11th Annual Conference of the International Speech Communication Association

Makuhari, Chiba, Japan
September 26-30. 2010

Towards Long-Range Prosodic Attribute Modeling for Language Recognition

Raymond W. M. Ng (1), Cheung-Chi Leung (2), Ville Hautamäki (2), Tan Lee (1), Bin Ma (2), Haizhou Li (2)

(1) Chinese University of Hong Kong, China
(2) A*STAR, Singapore

As a high-level feature, prosody may be an effective feature when it is modeled over longer ranges than the typical range of a syllable. This paper is about language recognition with the high-level prosodic attributes. It studies two important issues of long-range modeling, namely the data scarcity handling method, and the model which properly describes prosodic boundary events. Illustrated by NIST language recognition evaluation (LRE) 2009, long-range modeling is shown to bring a 7.2% relative improvement to a prosodic language detector.
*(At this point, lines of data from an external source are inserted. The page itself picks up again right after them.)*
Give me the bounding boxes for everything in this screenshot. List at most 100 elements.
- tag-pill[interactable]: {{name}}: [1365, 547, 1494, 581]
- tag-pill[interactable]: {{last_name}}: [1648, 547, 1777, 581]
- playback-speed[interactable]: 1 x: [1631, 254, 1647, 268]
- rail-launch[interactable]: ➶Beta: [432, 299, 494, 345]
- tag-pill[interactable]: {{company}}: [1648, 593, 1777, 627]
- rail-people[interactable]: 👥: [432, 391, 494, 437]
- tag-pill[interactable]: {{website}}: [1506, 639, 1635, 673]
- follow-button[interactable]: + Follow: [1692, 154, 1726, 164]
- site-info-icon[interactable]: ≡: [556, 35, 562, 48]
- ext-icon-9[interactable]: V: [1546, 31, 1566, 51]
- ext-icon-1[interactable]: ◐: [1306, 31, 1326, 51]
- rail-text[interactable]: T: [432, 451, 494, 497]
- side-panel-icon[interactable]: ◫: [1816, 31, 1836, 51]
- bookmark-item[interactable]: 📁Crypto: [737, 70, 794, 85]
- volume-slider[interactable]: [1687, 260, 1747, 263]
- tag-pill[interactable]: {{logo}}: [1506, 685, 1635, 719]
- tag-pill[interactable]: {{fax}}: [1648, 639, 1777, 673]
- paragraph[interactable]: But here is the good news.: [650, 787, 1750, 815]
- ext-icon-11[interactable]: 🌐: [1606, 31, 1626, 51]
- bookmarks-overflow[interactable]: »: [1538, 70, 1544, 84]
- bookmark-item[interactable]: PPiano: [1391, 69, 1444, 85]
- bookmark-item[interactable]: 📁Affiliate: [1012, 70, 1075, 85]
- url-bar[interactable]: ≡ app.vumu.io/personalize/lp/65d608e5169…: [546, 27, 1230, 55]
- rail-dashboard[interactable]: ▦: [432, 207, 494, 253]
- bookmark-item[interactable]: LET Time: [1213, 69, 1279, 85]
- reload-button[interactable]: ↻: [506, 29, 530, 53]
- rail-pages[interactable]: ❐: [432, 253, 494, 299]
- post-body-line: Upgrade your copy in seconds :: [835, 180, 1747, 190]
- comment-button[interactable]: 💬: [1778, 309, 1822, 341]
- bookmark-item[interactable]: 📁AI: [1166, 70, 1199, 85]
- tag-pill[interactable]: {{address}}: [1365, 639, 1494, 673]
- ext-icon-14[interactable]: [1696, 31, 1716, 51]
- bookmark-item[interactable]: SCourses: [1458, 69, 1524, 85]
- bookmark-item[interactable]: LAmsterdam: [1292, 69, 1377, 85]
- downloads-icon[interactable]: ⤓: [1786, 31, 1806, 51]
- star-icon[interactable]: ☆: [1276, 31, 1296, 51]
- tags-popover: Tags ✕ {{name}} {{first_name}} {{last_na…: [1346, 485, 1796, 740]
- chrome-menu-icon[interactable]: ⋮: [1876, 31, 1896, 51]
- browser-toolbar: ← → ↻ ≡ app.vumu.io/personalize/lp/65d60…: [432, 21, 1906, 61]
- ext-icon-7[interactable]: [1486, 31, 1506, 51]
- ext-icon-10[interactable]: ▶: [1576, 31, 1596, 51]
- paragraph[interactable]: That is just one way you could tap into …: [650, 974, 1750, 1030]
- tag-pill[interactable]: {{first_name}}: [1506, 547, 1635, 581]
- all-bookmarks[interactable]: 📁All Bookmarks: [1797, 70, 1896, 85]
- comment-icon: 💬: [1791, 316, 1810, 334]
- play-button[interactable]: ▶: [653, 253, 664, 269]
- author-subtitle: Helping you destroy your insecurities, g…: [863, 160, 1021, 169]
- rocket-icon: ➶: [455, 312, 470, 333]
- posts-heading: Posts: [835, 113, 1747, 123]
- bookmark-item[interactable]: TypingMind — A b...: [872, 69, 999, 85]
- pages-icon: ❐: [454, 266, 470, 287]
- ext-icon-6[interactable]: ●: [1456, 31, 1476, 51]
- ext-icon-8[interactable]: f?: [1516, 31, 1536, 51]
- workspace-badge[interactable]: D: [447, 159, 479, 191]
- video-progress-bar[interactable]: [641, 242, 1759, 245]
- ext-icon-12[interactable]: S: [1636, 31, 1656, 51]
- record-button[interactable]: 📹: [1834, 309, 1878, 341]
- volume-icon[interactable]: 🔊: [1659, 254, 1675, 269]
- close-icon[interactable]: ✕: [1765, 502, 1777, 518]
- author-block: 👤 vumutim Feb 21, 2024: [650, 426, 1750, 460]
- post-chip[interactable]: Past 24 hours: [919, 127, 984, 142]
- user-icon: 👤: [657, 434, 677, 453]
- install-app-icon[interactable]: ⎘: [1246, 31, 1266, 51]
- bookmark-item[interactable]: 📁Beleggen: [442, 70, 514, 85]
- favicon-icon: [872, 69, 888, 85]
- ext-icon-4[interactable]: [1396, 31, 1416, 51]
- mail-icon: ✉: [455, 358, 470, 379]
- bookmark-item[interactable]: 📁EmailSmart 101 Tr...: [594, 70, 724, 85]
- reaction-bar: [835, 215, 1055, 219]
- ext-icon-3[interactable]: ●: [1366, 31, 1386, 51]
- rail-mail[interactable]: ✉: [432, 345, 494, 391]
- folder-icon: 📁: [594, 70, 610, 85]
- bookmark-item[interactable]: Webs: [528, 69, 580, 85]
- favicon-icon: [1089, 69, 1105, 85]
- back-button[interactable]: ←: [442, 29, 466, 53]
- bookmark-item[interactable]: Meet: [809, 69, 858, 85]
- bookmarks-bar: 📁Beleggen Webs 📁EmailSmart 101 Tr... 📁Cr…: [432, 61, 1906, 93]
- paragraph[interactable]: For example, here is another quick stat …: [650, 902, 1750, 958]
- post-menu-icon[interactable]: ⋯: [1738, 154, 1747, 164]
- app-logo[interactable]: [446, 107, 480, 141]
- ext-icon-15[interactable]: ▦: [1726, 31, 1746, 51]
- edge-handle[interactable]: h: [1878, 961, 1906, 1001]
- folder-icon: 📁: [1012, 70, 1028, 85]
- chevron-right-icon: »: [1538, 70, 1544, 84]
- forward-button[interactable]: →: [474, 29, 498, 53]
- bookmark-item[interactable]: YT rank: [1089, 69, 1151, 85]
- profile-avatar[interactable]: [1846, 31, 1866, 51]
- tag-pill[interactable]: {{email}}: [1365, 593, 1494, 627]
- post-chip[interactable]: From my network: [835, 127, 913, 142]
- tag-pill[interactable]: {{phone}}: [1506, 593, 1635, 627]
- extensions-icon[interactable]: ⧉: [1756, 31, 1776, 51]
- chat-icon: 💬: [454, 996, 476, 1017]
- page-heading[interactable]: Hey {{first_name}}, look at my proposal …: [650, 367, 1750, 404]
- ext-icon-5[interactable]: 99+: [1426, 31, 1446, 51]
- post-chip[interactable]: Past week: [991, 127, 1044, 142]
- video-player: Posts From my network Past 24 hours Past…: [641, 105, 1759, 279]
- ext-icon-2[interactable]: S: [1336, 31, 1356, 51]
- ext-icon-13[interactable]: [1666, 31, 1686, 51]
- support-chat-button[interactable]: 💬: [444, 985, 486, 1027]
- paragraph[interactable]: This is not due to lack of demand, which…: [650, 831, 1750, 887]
Score fusion between the long-range prosodic system and a phonotactic system gives an EER of 3.07%. Exploiting boundary N-grams is the main contributing factor to global EER reduction, while different long-range prosodic modeling factors benefit the detection of different languages. Analysis reveals the evidence of language-specific long-range prosodic attributes, which sheds light on robust long-range modeling methods for language recognition.